Deleted
Posts: 0
Oct 6, 2024 23:30:41 GMT
|
Post by Deleted on Jun 16, 2016 13:34:18 GMT
Have you ever made it?
|
|
oldcrow
Pearl Clutcher
Posts: 3,828
Location: Ontario,Canada
Jun 26, 2014 12:25:29 GMT
|
Post by oldcrow on Jun 16, 2016 15:04:44 GMT
This reminded me of an article in a magazine years ago. It had to do with Devon cream (I think that is what it is called) and it said to start with a Devon cow.
|
|
|
Post by mirabelleswalker on Jun 16, 2016 16:03:05 GMT
No, but I can buy it locally. It's also available online.
I have a recipe for a mock clotted cream.
1 cup heavy sweet cream 1/4 cup sour cream pinch of confectioner's sugar
In mixing bowl, start whisking the sweet cream, and when it thickens and light peaks form, whisk in the sour cream and sugar.

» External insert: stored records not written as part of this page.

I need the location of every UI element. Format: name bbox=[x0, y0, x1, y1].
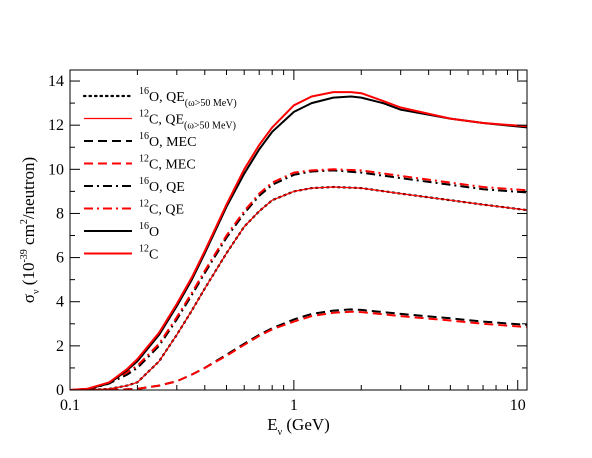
legend-label-c_qe50: 12C, QE(ω>50 MeV) bbox=[139, 109, 236, 132]
legend-label-o_tot: 16O bbox=[139, 221, 159, 240]
y-tick-label: 14 bbox=[48, 73, 64, 90]
y-tick-label: 12 bbox=[48, 117, 64, 134]
y-tick-label: 8 bbox=[56, 205, 64, 222]
plot-frame bbox=[69, 69, 528, 391]
series-line-c_tot bbox=[70, 91, 527, 390]
axis-ticks bbox=[69, 70, 527, 391]
y-tick-label: 10 bbox=[48, 161, 64, 178]
y-tick-label: 0 bbox=[56, 382, 64, 399]
x-axis-label: Eν (GeV) bbox=[267, 415, 330, 438]
series-line-c_mec bbox=[109, 310, 527, 390]
legend-label-o_qe50: 16O, QE(ω>50 MeV) bbox=[139, 86, 237, 109]
series-line-c_qe50 bbox=[87, 186, 527, 390]
legend-label-o_qe: 16O, QE bbox=[139, 176, 185, 195]
legend-label-c_tot: 12C bbox=[139, 244, 158, 263]
x-tick-label: 0.1 bbox=[60, 397, 80, 414]
legend: 16O, QE(ω>50 MeV)12C, QE(ω>50 MeV)16O, M… bbox=[82, 86, 237, 263]
series-line-o_tot bbox=[70, 95, 527, 390]
legend-label-c_mec: 12C, MEC bbox=[139, 154, 196, 173]
series-line-o_mec bbox=[109, 308, 527, 390]
x-tick-label: 10 bbox=[510, 397, 526, 414]
series-line-o_qe bbox=[87, 169, 527, 390]
series-line-c_qe bbox=[87, 168, 527, 390]
y-axis-label: σν (10-39 cm2/neutron) bbox=[19, 157, 42, 303]
x-tick-label: 1 bbox=[290, 397, 298, 414]
legend-label-c_qe: 12C, QE bbox=[139, 199, 184, 218]
curves-layer bbox=[70, 91, 527, 390]
tick-labels: 0 2 4 6 8 10 12 14 0.1 1 10 bbox=[48, 73, 526, 414]
y-tick-label: 2 bbox=[56, 338, 64, 355]
y-tick-label: 4 bbox=[56, 294, 64, 311]
y-tick-label: 6 bbox=[56, 250, 64, 267]
legend-label-o_mec: 16O, MEC bbox=[139, 131, 196, 150]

Beat until thick but still spoonable and soft.
|
|
mlana
Pearl Clutcher
Posts: 2,523
Jun 27, 2014 19:58:15 GMT
|
Post by mlana on Jun 16, 2016 18:59:49 GMT
I have, sorta. Keep in mind I live in GA, USA, and the closest I have ever come to clotted cream is the teenie weenie jars of it you can buy for a BIG amount at Whole Foods and Cost World Market. I'm sure the British peas will have a better idea of how the real thing is done and tastes.
I bought heavy cream that had not been ultra pasteurized or ultra homogenized. I put it in a pie plate over a crockpot turned on high. Every couple of hours a thick, yellow, crackly-ish layer would form, and I'd carefully skim it off and put in a container - that was the clotted cream. It was really thick and wonderful. Sweet and fresh tasting.
I have also made it with raw 'pet' cream (you can only sell raw dairy products for animal consumption in GA) and it was not only better, but it formed much faster.